カミングアウトへの対応

今後は、あなたの職場において上司や同僚などに対して自らの性的指向・性自認についてカミングアウトする社員が出てくる可能性もあると思います。社員から性的指向・性自認に関するカミングアウトを受けた場合にどのように対応することが考えられるでしょうか?

職場でのカミングアウト

性的指向・性自認に関係するカミングアウトの定義については、いまだに法律上の定義はありません。
今回は、カミングアウトを「明らかにしていない自らの性的指向・性自認などを他人に打ち明けることをいう」と定義します。

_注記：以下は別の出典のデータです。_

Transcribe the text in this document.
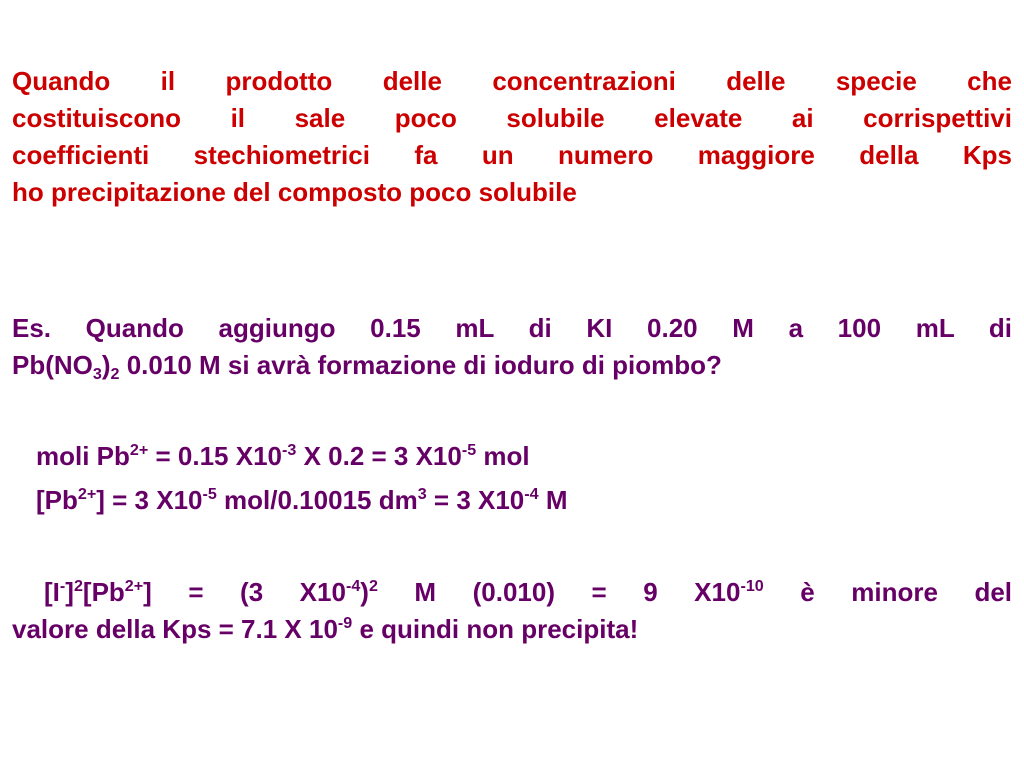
Quando il prodotto delle concentrazioni delle specie che
costituiscono il sale poco solubile elevate ai corrispettivi
coefficienti stechiometrici fa un numero maggiore della Kps
ho precipitazione del composto poco solubile
Es. Quando aggiungo 0.15 mL di KI 0.20 M a 100 mL di
$Pb(NO_3)_2$ 0.010 M si avrà formazione di ioduro di piombo?
moli $Pb^{2+} = 0.15$ $X10^{-3}$ X 0.2 = 3 $X10^{-5}$ mol
$[Pb^{2+}] = 3$ $X10^{-5}$ mol/0.10015 $dm^3 = 3$ $X10^{-4}$ M
$[I^-]^2[Pb^{2+}] = (3$ $X10^{-4})^2$ M (0.010) = 9 $X10^{-10}$ è minore del
valore della Kps = 7.1 X $10^{-9}$ e quindi non precipita!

現在は、職場で自らの性的指向や性自認をカミングアウトしている LGBTは少数だと思います。
この点について、日本労働組合総連合会が実施して公表した「LGBTに関する職場の意識調査」(平成28年)では、次のような調査結果になりました。
・誰からもカミングアウトされていない、周囲にカミングアウトしたという人も聞いていない・・・81%
・職場の人からLGBTをカミングアウトされた、カミングアウトしていると聞いた・・・約7%

まだまだ、気軽にカミングアウトをするような環境とは言えない数字ですが、これには職場でカミングアウトをしたことにより、何らかの人事上・事実上の不利益を被るのではないかということを不安に感じているのではないかということが考えられます。
しかし、現在マスメディアなどさまざまな形でLGBTに関する啓蒙活動が行われており、職場のLGBT社員に関する取り組みを進めている企業が増加していることからすれば、今後は職場において、自らの性的指向や性自認についてカミングアウトする社員が増加することが想定されます。

性的指向・性自認に関するカミングアウトを受けた場合

①落ち着いて受け止める
職場に限らず、性的指向や性自認に関するカミングアウトを受けたことがない人の方が多いと思います。
しかし、性には多様性があり、現実にはさまざまなセクシュアリティが存在しているということは、当たり前のことなので、カミングアウトを受けても過度に驚いたりせずに、まずは落ち着いて受け止めてください。

②積極的にアドバイスをするよりも話をちゃんと聞く
職場でカミングアウトをする場合、信頼できる上司や同僚に対してのみカミングアウトをするということが多いと思います。
そのようなケースにおいて、カミングアウトを受けた者が、カミングアウトをした本人のためを思ってその場で積極的なアドバイスをしようとするケースがあります。
この時に、本人が望んでいたようなアドバイスが送れていれば、トラブルになる可能性はありません。
しかし、カミングアウトをする立場からすると、自分がLGBTであるために職場で抱えている悩みについて、聞いて欲しかっただけというケースも多く、また、LGBTについて十分に理解できていない段階でアドバイスをすることは返って不用意な発言をしてしまったり、トラブルに発展してしまうケースも存在します。

なので、カミングアウトを受けた時は、積極的にアドバイスをしようとするのではなく、まずはカミングアウトする本人の話をしっかり聞いてあげるというのが大切です。

③具体的な要求があったときの留意点
性的指向・性自認をカミングアウトをした社員から職場環境の改善等について具体的な要求があったり、人事部などに相談する必要があるケースが生じる場合があります。
そのような時に、本人の了解なしに独断で人事部などに相談してしまうのではなく、誰にどのように相談するかといった事項も本人と協議し、本人の了解を得た上で相談するといった配慮が必要です。

アウティングの問題

自身の性的指向・性自認をカミングアウトするどうかは、本人の選択の問題なので、緊急性のある場合や、やむ得ない場合を除いて第三者に開示する場合は原則として、開示の範囲・内容等について本人と協議をして、本人の了解を得た上で開示するといった配慮が必要です。